Love Among The Chickens
Page 42Why is it, I wonder, that stories of Retribution calling at the wrong address strike us as funny instead of pathetic? I myself had been amused by them many a time. In a book which I had read only a few days before our cold-dinner party a shop-woman, annoyed with an omnibus conductor, had thrown a superannuated orange at him. It had found its billet not on him but on a perfectly inoffensive spectator. The missile, said the writer, " 'it a young copper full in the hyeball." I had enjoyed this when I read it, but now that Fate had arranged a precisely similar situation, with myself in the role of the young copper, the fun of the thing appealed to me not at all.
It was Ukridge who was to blame for the professor's regrettable explosion and departure, and he ought by all laws of justice to have suffered for it.
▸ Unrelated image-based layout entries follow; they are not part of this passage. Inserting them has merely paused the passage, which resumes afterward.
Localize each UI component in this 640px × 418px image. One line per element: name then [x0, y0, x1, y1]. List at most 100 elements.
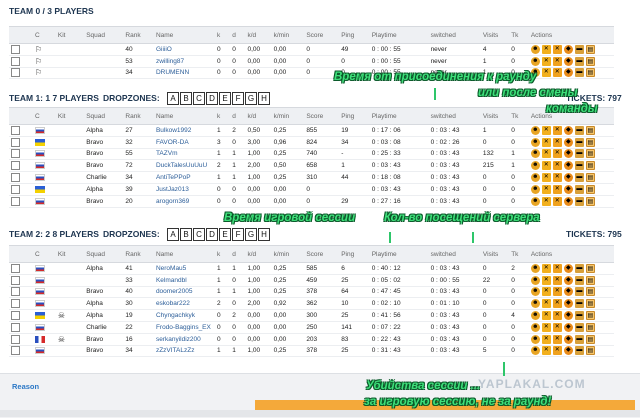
- kill-icon[interactable]: ☻: [530, 287, 540, 297]
- table-row[interactable]: ⚐ 53 zwilling87 0 0 0,00 0,00 0 0 0 : 00 : 55 neve…: [9, 55, 614, 68]
- info-icon[interactable]: ▤: [585, 68, 595, 78]
- kill-icon[interactable]: ☻: [530, 173, 540, 183]
- table-row[interactable]: Bravo 32 FAVOR-DA 3 0 3,00 0,96 824 34 0 : 03 : 0…: [9, 136, 614, 149]
- kill-icon[interactable]: ☻: [530, 346, 540, 356]
- row-checkbox[interactable]: [11, 184, 20, 194]
- column-header-actions[interactable]: Actions: [528, 26, 614, 44]
- info-icon[interactable]: ▤: [585, 299, 595, 309]
- warn-icon[interactable]: ▬: [574, 137, 584, 147]
- kill-icon[interactable]: ☻: [530, 161, 540, 171]
- info-icon[interactable]: ▤: [585, 311, 595, 321]
- kill-icon[interactable]: ☻: [530, 149, 540, 159]
- column-header-tk[interactable]: Tk: [509, 245, 529, 263]
- move-icon[interactable]: ◆: [563, 287, 573, 297]
- warn-icon[interactable]: ▬: [574, 322, 584, 332]
- ban-icon[interactable]: ✕: [552, 322, 562, 332]
- table-row[interactable]: ⚐ 40 GiiiiO 0 0 0,00 0,00 0 49 0 : 00 : 55 never 4 0…: [9, 43, 614, 56]
- kick-icon[interactable]: ✕: [541, 196, 551, 206]
- table-row[interactable]: Charlie 22 Frodo-Baggins_EX 0 0 0,00 0,00 250 14…: [9, 321, 614, 334]
- kick-icon[interactable]: ✕: [541, 184, 551, 194]
- column-header-name[interactable]: Name: [153, 26, 215, 44]
- kick-icon[interactable]: ✕: [541, 287, 551, 297]
- info-icon[interactable]: ▤: [585, 149, 595, 159]
- column-header-ping[interactable]: Ping: [339, 245, 370, 263]
- column-header-d[interactable]: d: [230, 26, 246, 44]
- player-name-link[interactable]: FAVOR-DA: [153, 136, 215, 149]
- move-icon[interactable]: ◆: [563, 334, 573, 344]
- dropzone-c-button[interactable]: C: [193, 92, 206, 105]
- kick-icon[interactable]: ✕: [541, 125, 551, 135]
- column-header-kit[interactable]: Kit: [55, 107, 85, 125]
- warn-icon[interactable]: ▬: [574, 173, 584, 183]
- move-icon[interactable]: ◆: [563, 346, 573, 356]
- ban-icon[interactable]: ✕: [552, 68, 562, 78]
- kick-icon[interactable]: ✕: [541, 311, 551, 321]
- ban-icon[interactable]: ✕: [552, 137, 562, 147]
- column-header-k[interactable]: k: [214, 107, 231, 125]
- move-icon[interactable]: ◆: [563, 275, 573, 285]
- row-checkbox[interactable]: [11, 311, 20, 321]
- info-icon[interactable]: ▤: [585, 196, 595, 206]
- warn-icon[interactable]: ▬: [574, 334, 584, 344]
- column-header-kd[interactable]: k/d: [245, 107, 272, 125]
- dropzone-d-button[interactable]: D: [206, 228, 219, 241]
- column-header-kmin[interactable]: k/min: [271, 107, 305, 125]
- player-name-link[interactable]: DuckTalesUuUuU: [153, 159, 215, 173]
- move-icon[interactable]: ◆: [563, 149, 573, 159]
- info-icon[interactable]: ▤: [585, 137, 595, 147]
- info-icon[interactable]: ▤: [585, 263, 595, 273]
- table-row[interactable]: ☠ Alpha 19 Chyngachkyk 0 2 0,00 0,00 300 25 0 : 41…: [9, 309, 614, 322]
- dropzone-b-button[interactable]: B: [180, 92, 193, 105]
- player-name-link[interactable]: TAZVm: [153, 148, 215, 161]
- kick-icon[interactable]: ✕: [541, 334, 551, 344]
- row-checkbox[interactable]: [11, 125, 20, 135]
- kill-icon[interactable]: ☻: [530, 299, 540, 309]
- column-header-score[interactable]: Score: [304, 107, 340, 125]
- move-icon[interactable]: ◆: [563, 56, 573, 66]
- kill-icon[interactable]: ☻: [530, 137, 540, 147]
- kick-icon[interactable]: ✕: [541, 68, 551, 78]
- column-header-kd[interactable]: k/d: [245, 26, 272, 44]
- kick-icon[interactable]: ✕: [541, 263, 551, 273]
- player-name-link[interactable]: DRUMENN: [153, 67, 215, 80]
- column-header-name[interactable]: Name: [153, 245, 215, 263]
- player-name-link[interactable]: zZzVITALzZz: [153, 345, 215, 358]
- row-checkbox[interactable]: [11, 68, 20, 78]
- column-header-squad[interactable]: Squad: [84, 107, 124, 125]
- player-name-link[interactable]: serkanyildiz200: [153, 333, 215, 346]
- warn-icon[interactable]: ▬: [574, 125, 584, 135]
- player-name-link[interactable]: AntiTePPoP: [153, 171, 215, 184]
- table-row[interactable]: Bravo 55 TAZVm 1 1 1,00 0,25 740-0 : 25 : 33 0 :…: [9, 148, 614, 161]
- ban-icon[interactable]: ✕: [552, 184, 562, 194]
- column-header-visits[interactable]: Visits: [480, 26, 510, 44]
- ban-icon[interactable]: ✕: [552, 161, 562, 171]
- column-header-visits[interactable]: Visits: [480, 245, 510, 263]
- move-icon[interactable]: ◆: [563, 311, 573, 321]
- move-icon[interactable]: ◆: [563, 161, 573, 171]
- row-checkbox[interactable]: [11, 149, 20, 159]
- column-header-kit[interactable]: Kit: [55, 245, 85, 263]
- table-row[interactable]: Alpha 30 eskobar222 2 0 2,00 0,92 362 10 0 : 02 :…: [9, 297, 614, 311]
- player-name-link[interactable]: Frodo-Baggins_EX: [153, 321, 215, 334]
- row-checkbox[interactable]: [11, 196, 20, 206]
- info-icon[interactable]: ▤: [585, 334, 595, 344]
- warn-icon[interactable]: ▬: [574, 161, 584, 171]
- kick-icon[interactable]: ✕: [541, 161, 551, 171]
- column-header-squad[interactable]: Squad: [84, 245, 124, 263]
- kill-icon[interactable]: ☻: [530, 196, 540, 206]
- horizontal-scrollbar[interactable]: [0, 410, 640, 417]
- dropzone-a-button[interactable]: A: [167, 92, 180, 105]
- column-header-squad[interactable]: Squad: [84, 26, 124, 44]
- info-icon[interactable]: ▤: [585, 322, 595, 332]
- player-name-link[interactable]: arogorn369: [153, 195, 215, 208]
- row-checkbox[interactable]: [11, 56, 20, 66]
- dropzone-g-button[interactable]: G: [245, 92, 258, 105]
- row-checkbox[interactable]: [11, 275, 20, 285]
- column-header-visits[interactable]: Visits: [480, 107, 510, 125]
- column-header-kd[interactable]: k/d: [245, 245, 272, 263]
- column-header-c[interactable]: C: [32, 107, 56, 125]
- column-header-rank[interactable]: Rank: [123, 26, 154, 44]
- warn-icon[interactable]: ▬: [574, 68, 584, 78]
- ban-icon[interactable]: ✕: [552, 149, 562, 159]
- warn-icon[interactable]: ▬: [574, 299, 584, 309]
As it was, I was the only person materially affected. It did not matter to Ukridge. He did not care twopence one way or the other. If the professor were friendly, he was willing to talk to him by the hour on any subject, pleasant or unpleasant. If, on the other hand, he wished to have nothing more to do with us, it did not worry him. He was content to let him go. Ukridge was a self-sufficing person.
But to me it was a serious matter. More than serious. If I have done my work as historian with an adequate degree of skill, the reader should have gathered by this time the state of my feelings.
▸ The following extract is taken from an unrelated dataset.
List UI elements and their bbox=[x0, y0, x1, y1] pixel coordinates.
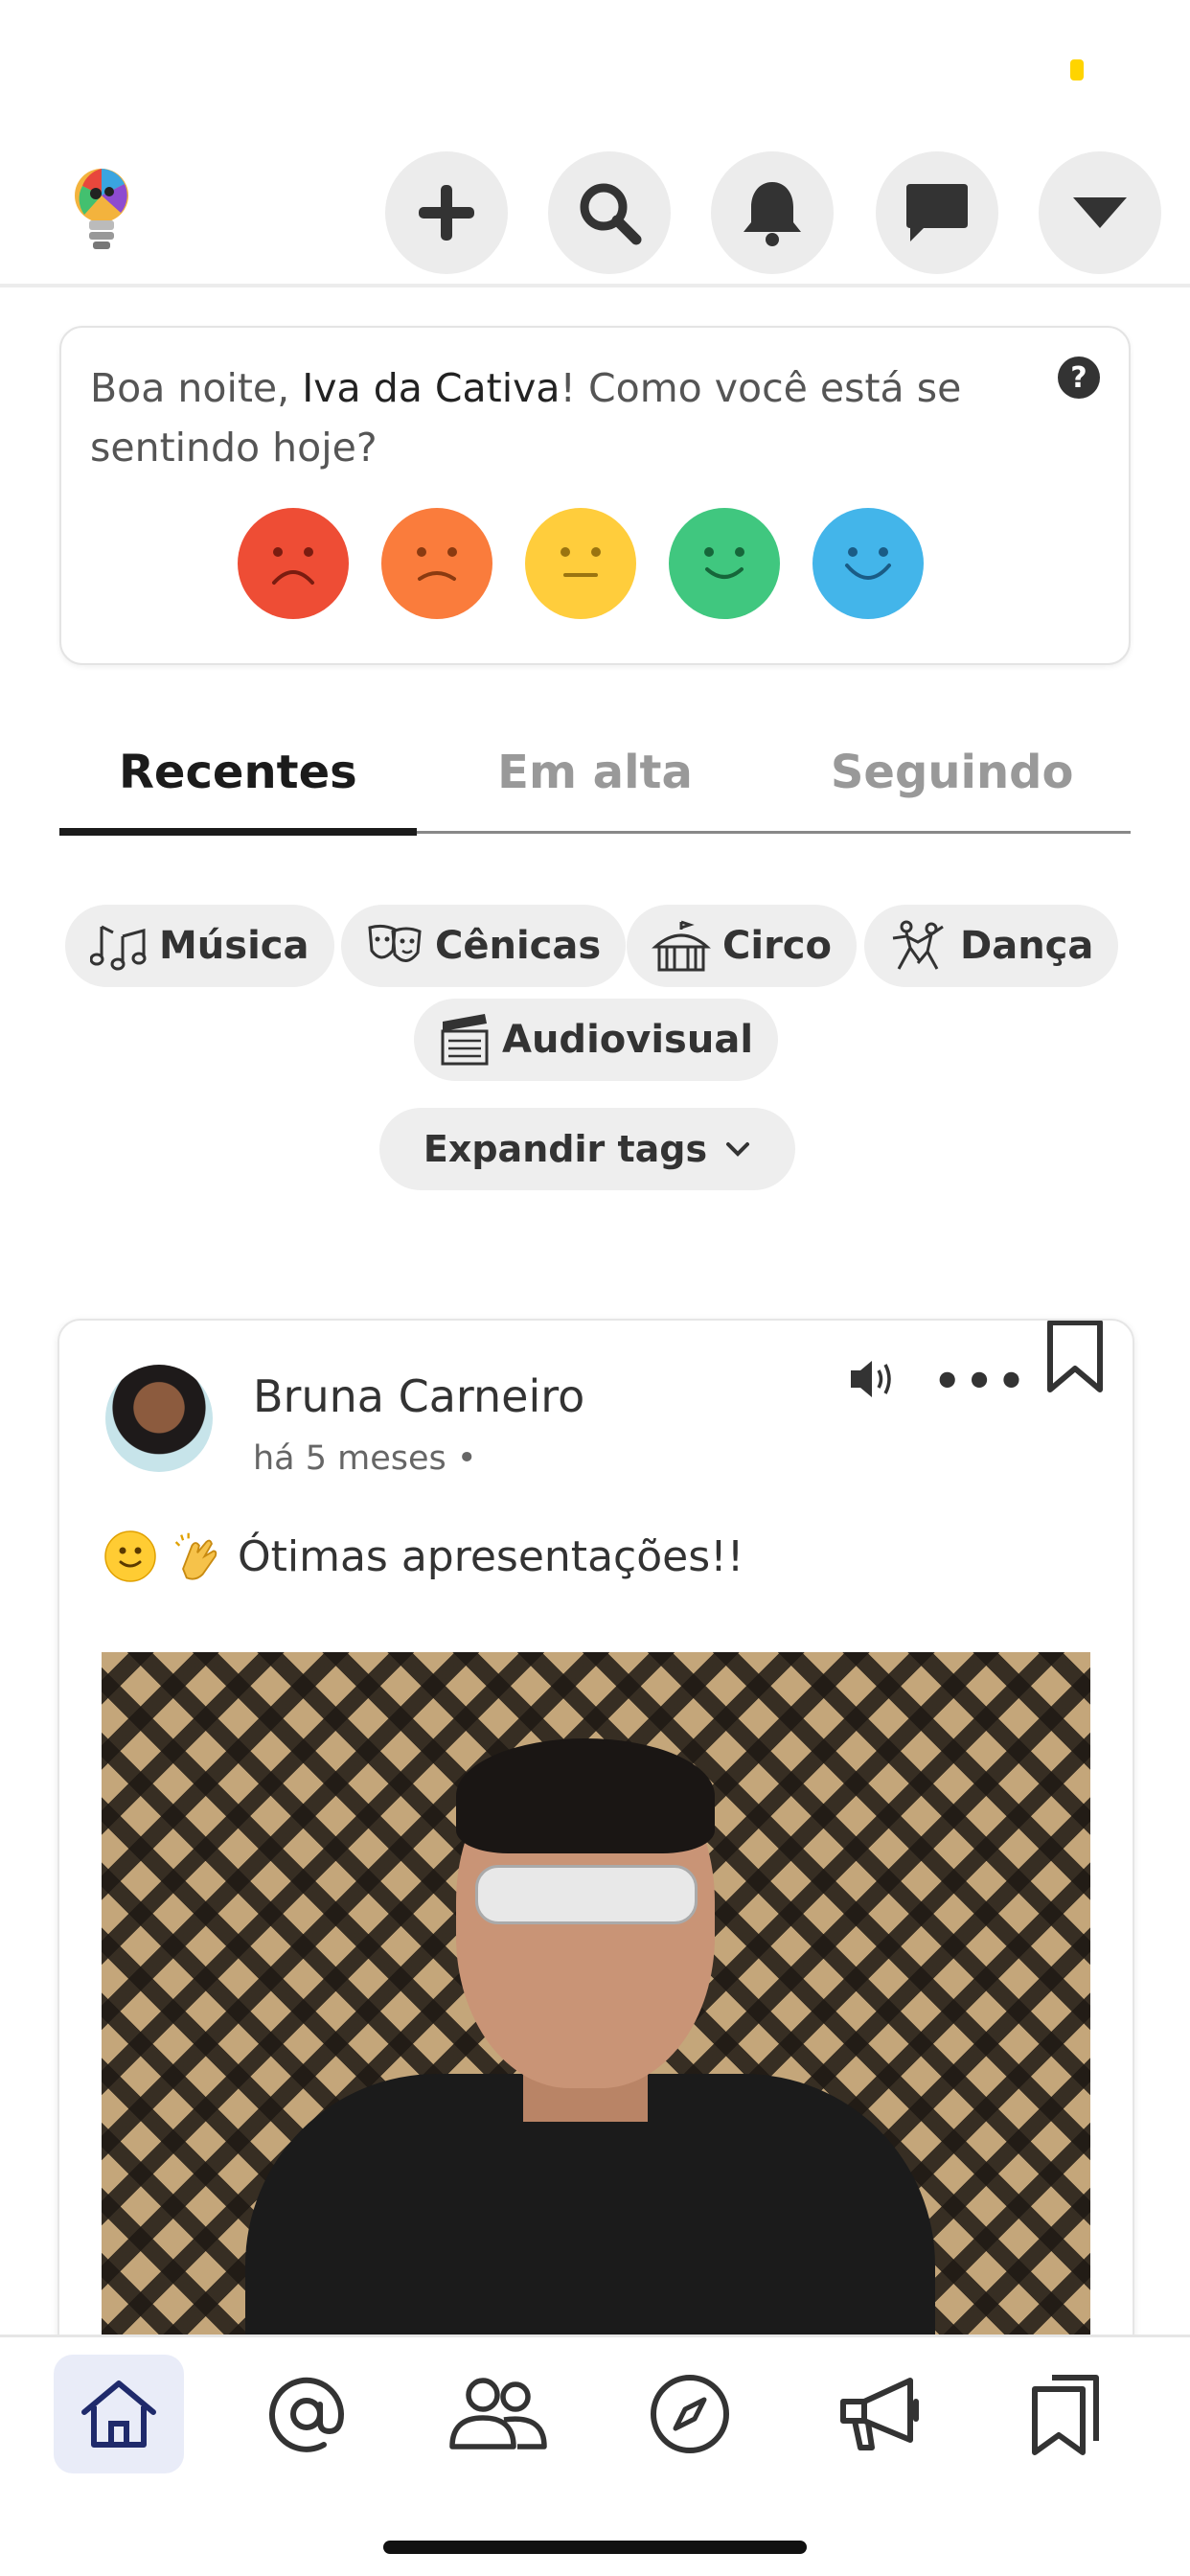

"I did not love as others do: None ever did that I've heard tell of. My passion was a by-word through The town she was, of course, the belle of."
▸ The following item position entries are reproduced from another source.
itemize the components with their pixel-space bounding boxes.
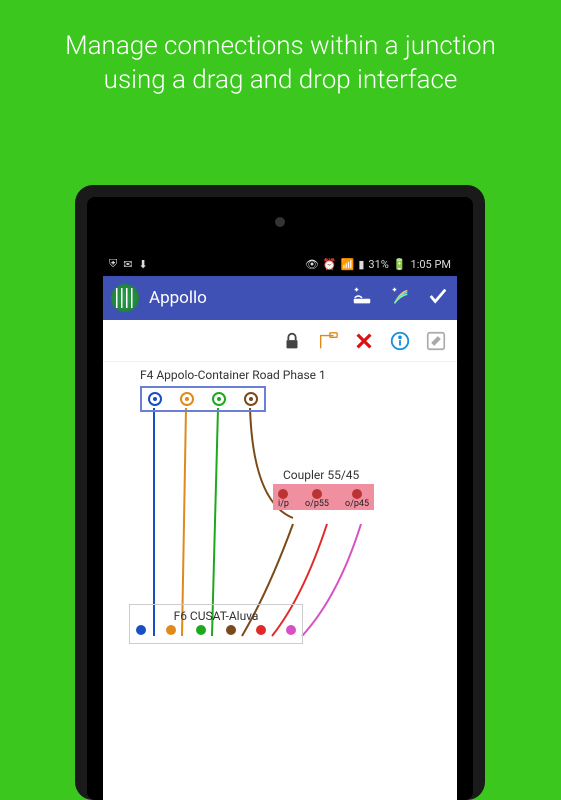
- coupler-port-ip[interactable]: i/p: [278, 489, 289, 509]
- signal-icon: ▮: [358, 258, 364, 271]
- port-brown[interactable]: [244, 392, 258, 406]
- alarm-icon: ⏰: [323, 258, 337, 271]
- coupler-box[interactable]: i/p o/p55 o/p45: [273, 484, 374, 510]
- camera-dot: [275, 217, 285, 227]
- battery-icon: 🔋: [393, 258, 407, 271]
- status-bar: ⛨ ✉ ⬇ 👁 ⏰ 📶 ▮ 31% 🔋 1:05 PM: [103, 252, 457, 276]
- promo-tagline: Manage connections within a junction usi…: [0, 0, 561, 123]
- shield-icon: ⛨: [109, 257, 117, 271]
- tablet-frame: ⛨ ✉ ⬇ 👁 ⏰ 📶 ▮ 31% 🔋 1:05 PM Appollo: [75, 185, 485, 800]
- bottom-junction-box[interactable]: F6 CUSAT-Aluva: [129, 604, 303, 644]
- clock-text: 1:05 PM: [411, 258, 451, 271]
- bot-port-blue[interactable]: [136, 625, 146, 635]
- device-screen: ⛨ ✉ ⬇ 👁 ⏰ 📶 ▮ 31% 🔋 1:05 PM Appollo: [103, 252, 457, 800]
- wires-overlay: [103, 362, 457, 762]
- add-cable-button[interactable]: [389, 285, 411, 311]
- battery-pct: 31%: [368, 258, 388, 271]
- add-router-button[interactable]: [351, 285, 373, 311]
- lock-button[interactable]: [281, 330, 303, 352]
- port-orange[interactable]: [180, 392, 194, 406]
- coupler-port-op55[interactable]: o/p55: [305, 489, 329, 509]
- mail-icon: ✉: [123, 258, 132, 271]
- bot-port-brown[interactable]: [226, 625, 236, 635]
- download-icon: ⬇: [138, 258, 147, 271]
- connection-canvas[interactable]: F4 Appolo-Container Road Phase 1 Coupler…: [103, 362, 457, 374]
- toolbar: [103, 320, 457, 362]
- mid-box-label: Coupler 55/45: [283, 468, 359, 482]
- info-button[interactable]: [389, 330, 411, 352]
- app-bar: Appollo: [103, 276, 457, 320]
- coupler-port-op45[interactable]: o/p45: [345, 489, 369, 509]
- confirm-button[interactable]: [427, 285, 449, 311]
- edit-button[interactable]: [425, 330, 447, 352]
- bot-port-red[interactable]: [256, 625, 266, 635]
- port-green[interactable]: [212, 392, 226, 406]
- bot-port-magenta[interactable]: [286, 625, 296, 635]
- port-blue[interactable]: [148, 392, 162, 406]
- bot-port-green[interactable]: [196, 625, 206, 635]
- delete-button[interactable]: [353, 330, 375, 352]
- bot-box-label: F6 CUSAT-Aluva: [136, 609, 296, 623]
- app-title: Appollo: [149, 288, 341, 308]
- app-logo-icon: [111, 284, 139, 312]
- top-junction-box[interactable]: [140, 386, 266, 412]
- measure-button[interactable]: [317, 330, 339, 352]
- eye-icon: 👁: [305, 258, 319, 271]
- wifi-icon: 📶: [341, 258, 355, 271]
- bot-port-orange[interactable]: [166, 625, 176, 635]
- top-box-label: F4 Appolo-Container Road Phase 1: [140, 368, 326, 382]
At least it was--fortunately--not quite that; but it was certainly genuine and most disturbing, and it grew with the days. Somebody with a taste for juggling with figures might write a very readable page or so of statistics in connection with the growth of love. In some cases it is, I believe, slow. In my own I can only say that Jack's beanstalk was a backward plant in comparison. It is true that we had not seen a great deal of one another, and that, when we had met, our interview had been brief and our conversation conventional; but it is the intervals between the meeting that do the real damage.
Absence--I do not claim the thought as my own--makes the heart grow fonder. And now, thanks to Ukridge's amazing idiocy, a barrier had been thrust between us. Lord knows, the business of fishing for a girl's heart is sufficiently difficult and delicate without the addition of needless obstacles. To cut out the naval miscreant under equal conditions would have been a task ample enough for my modest needs. It was terrible to have to re-establish myself in the good graces of the professor before I could so much as begin to dream of Phyllis. Ukridge gave me no balm.